Christmas is a personal and individual holiday, there are countless valid ways to feel about it and celebrate it – or not. Many people have chosen to separate the holiday from the ideology or passion of the man who inspired it – Jesus Christ, and that is the right of everyone to decide for themselves. Certainly the businesses that make tens of billions of dollars from the holiday have no use for its egalitarian origins.
In theory, Christmas celebrates the birth of Jesus Christ. It does not celebrate his beliefs.
The Christic ideology of simplicity, non-violence, humility, reverence for the poor, and the giving up of wealth and riches has not generally survived the American experience. But for me, nostalgia is at the heart of what makes the holiday so difficult to navigate. I loved getting presents, but even Christmas could not mask the problems I was having, or that my family was having. My memories of Christmas were not happy, neither were my memories of my parents or my childhood. I can hardly bear to speak of them, let alone recall them.

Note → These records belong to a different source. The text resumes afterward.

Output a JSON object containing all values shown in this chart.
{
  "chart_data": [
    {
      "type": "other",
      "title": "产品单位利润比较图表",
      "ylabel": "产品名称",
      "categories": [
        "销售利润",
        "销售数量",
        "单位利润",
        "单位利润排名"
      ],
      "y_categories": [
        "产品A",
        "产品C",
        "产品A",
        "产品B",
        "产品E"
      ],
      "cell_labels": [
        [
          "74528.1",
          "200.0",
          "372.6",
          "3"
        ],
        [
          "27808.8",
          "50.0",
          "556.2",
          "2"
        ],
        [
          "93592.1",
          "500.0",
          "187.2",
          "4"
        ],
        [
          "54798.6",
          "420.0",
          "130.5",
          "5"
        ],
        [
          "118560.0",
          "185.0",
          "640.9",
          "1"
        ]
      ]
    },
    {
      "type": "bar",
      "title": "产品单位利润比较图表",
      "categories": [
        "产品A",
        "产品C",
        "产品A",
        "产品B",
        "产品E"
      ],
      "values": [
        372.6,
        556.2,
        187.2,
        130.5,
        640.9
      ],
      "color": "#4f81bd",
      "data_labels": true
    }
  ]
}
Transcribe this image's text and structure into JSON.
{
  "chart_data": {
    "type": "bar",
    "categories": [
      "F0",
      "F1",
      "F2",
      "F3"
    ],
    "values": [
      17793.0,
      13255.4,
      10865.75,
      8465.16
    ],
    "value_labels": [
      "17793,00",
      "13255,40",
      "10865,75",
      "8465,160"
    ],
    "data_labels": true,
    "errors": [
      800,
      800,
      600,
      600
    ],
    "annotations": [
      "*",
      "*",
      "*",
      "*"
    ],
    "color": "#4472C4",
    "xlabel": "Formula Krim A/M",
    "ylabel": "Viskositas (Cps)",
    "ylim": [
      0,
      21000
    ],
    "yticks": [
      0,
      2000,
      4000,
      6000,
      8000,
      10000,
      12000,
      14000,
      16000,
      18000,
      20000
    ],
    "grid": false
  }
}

So of course Christmas would be complex for me.
I know people who have fared better, taking the pain of their own childhood and transforming Christmas into a mystical and magical experience for their children, the nostalgia for the future.
For many years I thought I was alone in my dread of nostalgia – to me it is an emotional trap, a way of looking at the past that utterly distorts the present and keeps us from looking to what is most important – now and the future. I know not that I am not alone in these feelings. I think they are quite widespread.
I need to live in the present. It doesn’t really matter to me what happened to me as a child, what matters is what happens to me now, and will happen from today on. I don’t want to recall my life in terms of happy days a generation or more ago.I want to speak well of my life as it exists today, and feel good about it. That requires me to live in the present, to tell my stories of the present.
I understand this is not true for many other people, perhaps most other people.
I also understand that nostalgia is part of the reason me and so many others have had problems dealing with Christmas. I am a secular man, I do not celebrate or revere a holiday simply because it is on the religious calendar or exists and makes billions. I need it to make sense to me. Christmas has evolved far beyond the man who inspired it. This year I am getting somewhere. My Christmas does not come from the stories and memories and traditions of the past.
I do not worship Jesus Christ as a God, but I do love him as a man and understanding his message of love and harmony and concrn for the poor are helping me to make Christmas a precious and meaningful day again. My wife and I are re-casting the holiday in terms of the life I am now living with my wife, my new life and my new family. I am giving rebirth to my understanding of Christmas, and sharing it as best I can.
(In fairness, my wife is less interested in re-imagining the holiday that leaving most of it behind. I understand that completely.)
My hope and intention is for Christmas to be a simpler holiday, a happier and more meaningful one. I don’t want to feel bad the day after Christmas, and to struggle to live up to its sometimes sentimentalized and impossible expectations. Christmas ought to be within reach of me and everyone else, including the poor and less fortunate among us.
For me, memories are essential to self-awareness and awakening. But memories, like old swords and vases, belong in attics and museums. They are not where I live now.